S'agissant des sociétés mentionnées à l'article 60 de la loi générale sur les contributions qui administrent exclusivement des participations financières à d'autres entreprises établies hors du canton (art. 65 LCP), celles-ci ne sont pas imposées sur leur bénéfice, afin d'éviter le phénomène de l'imposition en cascade et d'empêcher l'imposition multiple des sociétés liées. Elles doivent en revanche s'acquitter d'un impôt sur le capital à un taux réduit par rapport aux sociétés anonymes. A Genève, ce taux de base s'élève à 0,3 % du capital imposable. Les sociétés dont le bénéfice provient uniquement d'entreprises affiliées, telles que trusts, holdings, ainsi que celles qui, tout en ayant leur siège dans le canton, n'y ont aucune activité, sont soumises à la même règle.

Rappelons que notre canton ne connaît pas la notion de société de domicile, contrairement à d'autres cantons qui leur accordent des conditions fiscales particulières.

3. Création de postes de travail d'utilité publique à vocation écologique

Le prélèvement fiscal supplémentaire, proposé par les initiants, a pour but de financer, dans le cadre de la lutte contre le chômage, des emplois durables d'utilité publique dans le domaine de l'environnement et des économies d'énergie et des énergies renouvelables.

Avec une telle proposition, les initiants renversent le partage classique des rôles entre l'Etat et le secteur privé. En effet, selon le principe de subsidiarité, l'Etat n'est habilité à intervenir qu'en cas de défaillance manifeste du secteur privé. En outre, l'intervention publique doit demeurer aussi limitée que possible et recourir à des instruments aussi conformes que possible à la logique de l'économie de marché.

En outre, au gré du redressement conjoncturel, la tâche de l'Etat consistant à embaucher des chômeurs en fin de droit devrait diminuer, voire disparaître. Dès lors, le fonds n'aurait plus pour raison d'être que le financement continu de postes de travail, ce qui n'est manifestement pas le but prioritaire de l'initiative qui s'inscrit dans une perspective conjoncturelle de récession et visant la réduction du chômage de longue durée.

De ce point de vue, on peut se demander si l'initiative ne viole pas le principe de l'unité de la matière dans la mesure où elle confond dans une même disposition la politique de l'emploi et les politiques de l'environnement et de l'énergie.

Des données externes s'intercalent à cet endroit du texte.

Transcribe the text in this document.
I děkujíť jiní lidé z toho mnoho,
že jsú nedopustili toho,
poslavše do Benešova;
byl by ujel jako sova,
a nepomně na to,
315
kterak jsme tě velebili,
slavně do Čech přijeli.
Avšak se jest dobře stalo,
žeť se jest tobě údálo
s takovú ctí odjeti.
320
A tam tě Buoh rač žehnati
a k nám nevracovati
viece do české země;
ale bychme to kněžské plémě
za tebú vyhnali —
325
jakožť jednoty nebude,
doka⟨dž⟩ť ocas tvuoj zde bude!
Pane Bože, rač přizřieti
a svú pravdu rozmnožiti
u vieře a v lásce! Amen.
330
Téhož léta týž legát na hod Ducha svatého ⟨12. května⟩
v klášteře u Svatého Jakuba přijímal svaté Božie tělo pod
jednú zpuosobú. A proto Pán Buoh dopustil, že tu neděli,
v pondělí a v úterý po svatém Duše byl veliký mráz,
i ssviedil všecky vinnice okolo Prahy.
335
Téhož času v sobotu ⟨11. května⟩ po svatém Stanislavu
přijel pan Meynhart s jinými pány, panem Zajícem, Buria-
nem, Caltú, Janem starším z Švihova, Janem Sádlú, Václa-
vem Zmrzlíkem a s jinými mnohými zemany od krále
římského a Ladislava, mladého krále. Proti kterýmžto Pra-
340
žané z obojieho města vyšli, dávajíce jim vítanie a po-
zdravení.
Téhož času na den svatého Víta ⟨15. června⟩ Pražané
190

1. Politique cantonale d'occupation des chômeurs

En matière d'emploi, l'Etat a pour tâche principale d'instaurer des conditions cadres propices à l'embauche des personnes actives par le secteur privé et non de se substituer à lui.

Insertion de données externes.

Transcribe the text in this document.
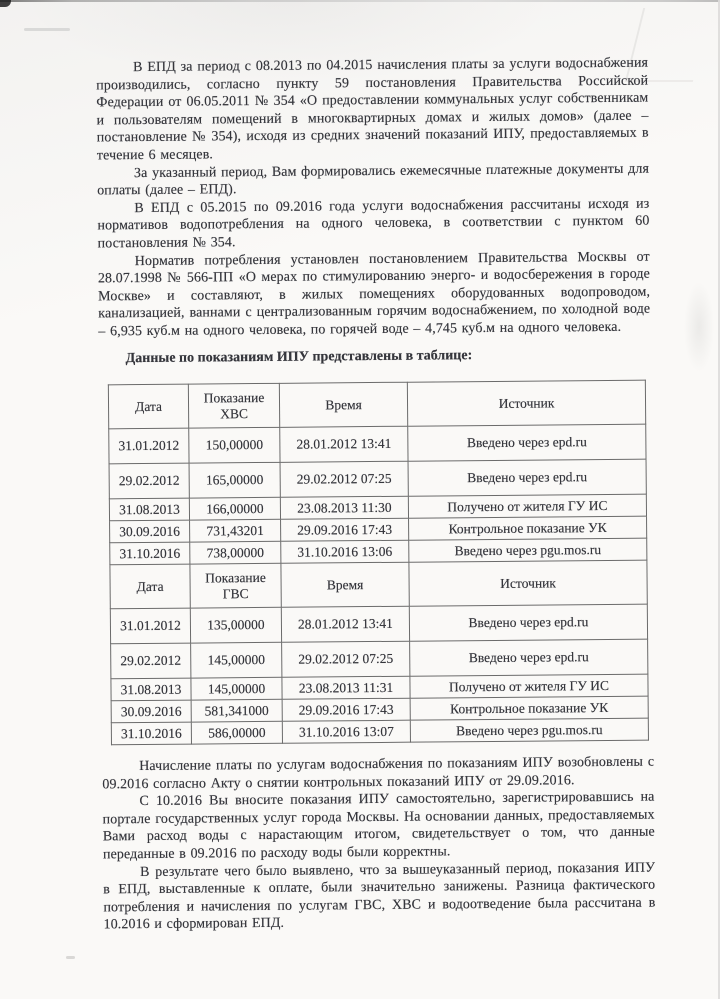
В ЕПД за период с 08.2013 по 04.2015 начисления платы за услуги водоснабжения производились, согласно пункту 59 постановления Правительства Российской Федерации от 06.05.2011 № 354 «О предоставлении коммунальных услуг собственникам и пользователям помещений в многоквартирных домах и жилых домов» (далее – постановление № 354), исходя из средних значений показаний ИПУ, предоставляемых в течение 6 месяцев.

За указанный период, Вам формировались ежемесячные платежные документы для оплаты (далее – ЕПД).

В ЕПД с 05.2015 по 09.2016 года услуги водоснабжения рассчитаны исходя из нормативов водопотребления на одного человека, в соответствии с пунктом 60 постановления № 354.

Норматив потребления установлен постановлением Правительства Москвы от 28.07.1998 № 566-ПП «О мерах по стимулированию энерго- и водосбережения в городе Москве» и составляют, в жилых помещениях оборудованных водопроводом, канализацией, ваннами с централизованным горячим водоснабжением, по холодной воде – 6,935 куб.м на одного человека, по горячей воде – 4,745 куб.м на одного человека.

Данные по показаниям ИПУ представлены в таблице:

Дата	Показание ХВС	Время	Источник
31.01.2012	150,00000	28.01.2012 13:41	Введено через epd.ru
29.02.2012	165,00000	29.02.2012 07:25	Введено через epd.ru
31.08.2013	166,00000	23.08.2013 11:30	Получено от жителя ГУ ИС
30.09.2016	731,43201	29.09.2016 17:43	Контрольное показание УК
31.10.2016	738,00000	31.10.2016 13:06	Введено через pgu.mos.ru
Дата	Показание ГВС	Время	Источник
31.01.2012	135,00000	28.01.2012 13:41	Введено через epd.ru
29.02.2012	145,00000	29.02.2012 07:25	Введено через epd.ru
31.08.2013	145,00000	23.08.2013 11:31	Получено от жителя ГУ ИС
30.09.2016	581,341000	29.09.2016 17:43	Контрольное показание УК
31.10.2016	586,00000	31.10.2016 13:07	Введено через pgu.mos.ru

Начисление платы по услугам водоснабжения по показаниям ИПУ возобновлены с 09.2016 согласно Акту о снятии контрольных показаний ИПУ от 29.09.2016.

С 10.2016 Вы вносите показания ИПУ самостоятельно, зарегистрировавшись на портале государственных услуг города Москвы. На основании данных, предоставляемых Вами расход воды с нарастающим итогом, свидетельствует о том, что данные переданные в 09.2016 по расходу воды были корректны.

В результате чего было выявлено, что за вышеуказанный период, показания ИПУ в ЕПД, выставленные к оплате, были значительно занижены. Разница фактического потребления и начисления по услугам ГВС, ХВС и водоотведение была рассчитана в 10.2016 и сформирован ЕПД.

S'agissant de la politique d'occupation des chômeurs, le Conseil d'Etat rappelle qu'il a mis en place, avec le concours du département de l'économie publique et de l'office cantonal de l'emploi (OCE), toute une série de mesures complémentaires cantonales de lutte contre le chômage. Certaines sont déjà anciennes et placent le canton de Genève parmi les pionniers dans ce domaine. Parmi celles visant tout spécialement le domaine de l'emploi, nous citerons une mesure que seul le canton de Genève a conçue et développée depuis 1984, à savoir l'occupation temporaire de chômeurs dans les administrations publiques.

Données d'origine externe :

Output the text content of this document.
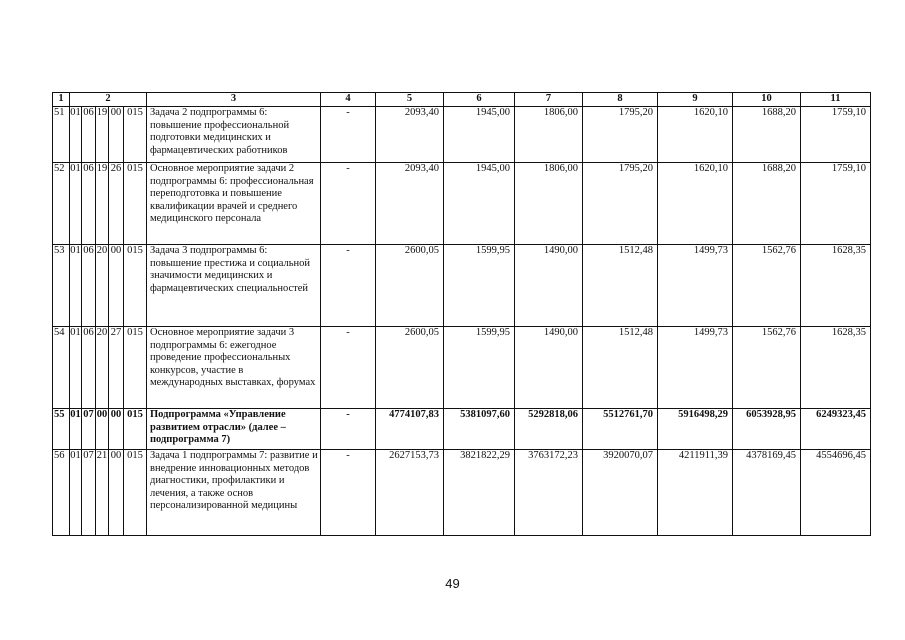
1	2					3	4	5	6	7	8	9	10	11
51	01	06	19	00	015	Задача 2 подпрограммы 6: повышение профессиональной подготовки медицинских и фармацевтических работников	-	2093,40	1945,00	1806,00	1795,20	1620,10	1688,20	1759,10
52	01	06	19	26	015	Основное мероприятие задачи 2 подпрограммы 6: профессиональная переподготовка и повышение квалификации врачей и среднего медицинского персонала	-	2093,40	1945,00	1806,00	1795,20	1620,10	1688,20	1759,10
53	01	06	20	00	015	Задача 3 подпрограммы 6: повышение престижа и социальной значимости медицинских и фармацевтических специальностей	-	2600,05	1599,95	1490,00	1512,48	1499,73	1562,76	1628,35
54	01	06	20	27	015	Основное мероприятие задачи 3 подпрограммы 6: ежегодное проведение профессиональных конкурсов, участие в международных выставках, форумах	-	2600,05	1599,95	1490,00	1512,48	1499,73	1562,76	1628,35
55	01	07	00	00	015	Подпрограмма «Управление развитием отрасли» (далее – подпрограмма 7)	-	4774107,83	5381097,60	5292818,06	5512761,70	5916498,29	6053928,95	6249323,45
56	01	07	21	00	015	Задача 1 подпрограммы 7: развитие и внедрение инновационных методов диагностики, профилактики и лечения, а также основ персонализированной медицины	-	2627153,73	3821822,29	3763172,23	3920070,07	4211911,39	4378169,45	4554696,45
49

Cette mesure consiste à offrir aux chômeurs qui ont épuisé tous leurs droits aux indemnités fédérales de chômage après respectivement 170, 250 ou 400 prestations. Dans la règle, l'occupation temporaire se pratique dans l'administration cantonale, mais elle a également été étendue aux communes, ainsi qu'à diverses institutions d'utilité publique et sans but lucratif (voir domaine caritatif ou social). Ce faisant, on donne la possibilité aux bénéficiaires d'exercer une activité, rémunérée par l'Etat, durant 3, 6 ou 12 mois selon les droits antérieurs aux indemnités fédérales de chômage. Ce système d'occupation temporaire a jusqu'ici rendu d'éminents services aux ayants-droit, en leur permettant de retrouver une activité utile et valorisante, en jouant souvent le rôle d'antichambre avant l'obtention d'un emploi plus durable dans l'économie privée.

Sur le plan budgétaire, l'Etat de Genève a consacré à cette rubrique spéciale des sommes très importantes. A preuve, pour l'exercice 1992, l'OT a coûté effectivement 33,6 millions de F, tandis que le budget 1993 y a réservé un montant de 34,5 millions de F, qui sera sans doute dépassé ; quant à la prévision budgétaire 1994 pour ce même poste, elle devrait s'établir à 54 millions de F.

Comme on peut le constater, l'Etat de Genève consacre ici une masse financière considérable à la création des ces occupations temporaires, qui sont accordées de par la loi et à tour de rôle à tous les chômeurs en fin de droits.

Pour le surplus, on signalera également une action particulière pratiquée dans le même esprit, à savoir les programmes collectifs d'occupation temporaire financés en partie par les fonds de l'assurance-chômage fédérale, au titre des mesures préventives destinées à combattre le chômage. Ce faisant. l'OCE peut offrir à certains chômeurs des activités d'utilité publique dans le domaine de l'écologie et du travail social ; ces mesures, qui ne doivent pas concurrencer directement l'économie privée, complètent ainsi judicieusement les occupations temporaires faites à titre individuel et contribuent à occuper utilement des personnes privées momentanément d'emploi.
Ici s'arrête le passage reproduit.